The first section of the exhibition is dedicated to car culture, an aspect Singh said shapes the way people view Los Angeles. Images and drawings of gleaming automobiles, gas stations and roadside restaurants inspired by the new automobile and aerospace technologies of the time line the walls, while digital maps show the growth of the city in the 1940s.
The complementary exhibit “In Focus: Ed Ruscha” ties into this automobile theme. The car culture section itself contains photographs of building fronts by Ruscha, while the complementary exhibit features a selection of photographs and prints used in the production of Ruscha’s 1960s photobooks “Twentysix Gasoline Stations,” “Some Los Angeles Apartments” and “Every Building on the Sunset Strip.”

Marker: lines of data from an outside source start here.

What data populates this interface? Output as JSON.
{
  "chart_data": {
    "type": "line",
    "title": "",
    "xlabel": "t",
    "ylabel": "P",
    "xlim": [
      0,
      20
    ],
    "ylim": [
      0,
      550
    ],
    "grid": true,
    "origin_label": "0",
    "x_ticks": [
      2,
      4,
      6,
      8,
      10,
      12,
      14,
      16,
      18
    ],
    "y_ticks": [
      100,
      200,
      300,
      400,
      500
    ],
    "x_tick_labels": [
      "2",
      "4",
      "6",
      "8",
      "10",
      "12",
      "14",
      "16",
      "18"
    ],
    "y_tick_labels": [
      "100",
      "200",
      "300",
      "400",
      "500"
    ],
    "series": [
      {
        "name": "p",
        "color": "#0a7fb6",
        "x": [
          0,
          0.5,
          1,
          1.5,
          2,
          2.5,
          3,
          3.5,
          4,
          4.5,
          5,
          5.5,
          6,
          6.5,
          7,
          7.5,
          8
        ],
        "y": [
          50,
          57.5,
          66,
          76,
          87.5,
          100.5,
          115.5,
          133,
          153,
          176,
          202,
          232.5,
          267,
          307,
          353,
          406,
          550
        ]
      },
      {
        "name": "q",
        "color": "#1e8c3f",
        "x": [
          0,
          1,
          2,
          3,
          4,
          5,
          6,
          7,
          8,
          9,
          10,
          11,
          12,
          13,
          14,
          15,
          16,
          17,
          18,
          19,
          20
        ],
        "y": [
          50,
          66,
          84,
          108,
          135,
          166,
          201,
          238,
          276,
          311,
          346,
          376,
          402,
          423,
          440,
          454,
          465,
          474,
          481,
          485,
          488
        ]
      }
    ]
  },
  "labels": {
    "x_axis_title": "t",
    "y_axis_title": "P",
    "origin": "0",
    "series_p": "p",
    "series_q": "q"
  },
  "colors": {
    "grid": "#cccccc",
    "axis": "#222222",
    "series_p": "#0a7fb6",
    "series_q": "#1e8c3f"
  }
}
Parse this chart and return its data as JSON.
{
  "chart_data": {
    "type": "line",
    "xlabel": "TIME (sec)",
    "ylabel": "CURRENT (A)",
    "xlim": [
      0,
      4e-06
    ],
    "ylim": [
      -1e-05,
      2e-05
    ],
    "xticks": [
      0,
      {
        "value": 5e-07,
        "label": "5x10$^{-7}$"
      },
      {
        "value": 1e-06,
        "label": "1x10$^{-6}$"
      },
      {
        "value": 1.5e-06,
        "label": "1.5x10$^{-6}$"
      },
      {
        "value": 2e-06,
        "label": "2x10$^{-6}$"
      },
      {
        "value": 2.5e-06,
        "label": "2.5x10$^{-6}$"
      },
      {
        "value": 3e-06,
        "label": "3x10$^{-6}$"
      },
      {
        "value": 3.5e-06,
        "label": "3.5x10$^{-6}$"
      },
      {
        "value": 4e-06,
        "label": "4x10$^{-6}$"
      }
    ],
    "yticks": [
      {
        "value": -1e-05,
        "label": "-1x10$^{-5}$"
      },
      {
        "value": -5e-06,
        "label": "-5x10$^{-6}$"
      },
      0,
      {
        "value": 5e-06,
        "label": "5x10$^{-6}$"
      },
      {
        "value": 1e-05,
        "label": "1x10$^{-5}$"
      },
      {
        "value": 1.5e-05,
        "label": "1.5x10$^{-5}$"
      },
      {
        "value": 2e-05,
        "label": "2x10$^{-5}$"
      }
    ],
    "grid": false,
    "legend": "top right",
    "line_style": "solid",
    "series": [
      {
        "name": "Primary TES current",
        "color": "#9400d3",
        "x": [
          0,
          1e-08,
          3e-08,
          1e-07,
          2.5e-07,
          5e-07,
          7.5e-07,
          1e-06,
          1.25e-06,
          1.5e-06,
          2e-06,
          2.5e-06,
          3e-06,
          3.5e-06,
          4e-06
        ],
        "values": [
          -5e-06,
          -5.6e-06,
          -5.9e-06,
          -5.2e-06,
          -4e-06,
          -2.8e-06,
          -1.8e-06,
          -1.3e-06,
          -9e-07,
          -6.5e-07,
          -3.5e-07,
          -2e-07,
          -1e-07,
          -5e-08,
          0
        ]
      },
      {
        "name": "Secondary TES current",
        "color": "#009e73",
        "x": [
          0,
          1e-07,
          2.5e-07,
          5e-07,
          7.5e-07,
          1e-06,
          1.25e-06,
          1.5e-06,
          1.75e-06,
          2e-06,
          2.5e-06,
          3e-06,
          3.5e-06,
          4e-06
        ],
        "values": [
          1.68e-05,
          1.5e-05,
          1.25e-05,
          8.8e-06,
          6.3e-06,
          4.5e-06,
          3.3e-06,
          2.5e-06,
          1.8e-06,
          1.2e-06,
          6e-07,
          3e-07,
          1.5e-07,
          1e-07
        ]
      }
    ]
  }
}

John Tain, assistant curator in Collection Development at the Getty Research Institute, said the photographs Ruscha took for these books, which range from gasoline stations along Route 66, apartment building facades and building fronts on the Sunset Strip respectively, show visitors the capabilities of street photography.
Ruscha set up a camera on the back of his car and took photographs of these architectural facades from the street, Tain said. For “Twentysix Gasoline Stations” and “Some Los Angeles Apartments,” Ruscha printed individual snapshots of these subjects, while he created a long, continuous, fold-out strip of photographs in the aptly titled “Every Building on the Sunset Strip.”
“(These books) continued this romance of the road or car culture,” Tain said. “(The photos for ‘Twentysix Gasoline Stations’) were taken … on the road back to L.A. and … what he’s doing here is showing us what car photography could do.”
Aside from the advent of car culture, the exhibition also delves into Los Angeles’ urban systems and centers of commerce, providing sketches and photographs of the city’s extensive freeway systems, the famous arched Theme Building at LAX and television studios in the Urban Networks and Engines of Innovation sections.
In “Community Magnets,” visitors can learn the stories behind some of L.A.’s most iconic attractions, including Dodger Stadium, Disneyland and the Walt Disney Concert Hall, designed by architect Frank Gehry.
The exhibition ends with a section featuring photographs and models of unconventional residential apartments and houses in L.A. Upton said Gehry, for example, revamped an ordinary house in Santa Monica by adding on walls with holes and jagged angles and using unconventional materials such as plywood and chain-link fences.
Upton said the “Overdrive” exhibition traces a history of multiple generations of architects and styles in Los Angeles.
“It’s a time of overlap. You have this sort of World War II generation of architects who were some of the first significant modern architects in California who were getting older and just beginning to die off,” Upton said. “At the same time, you have the current generation, the people who are the big architectural stars now, were (just) beginning at that time. So (the exhibition) gives you a kind of sense of that passing of the torch.”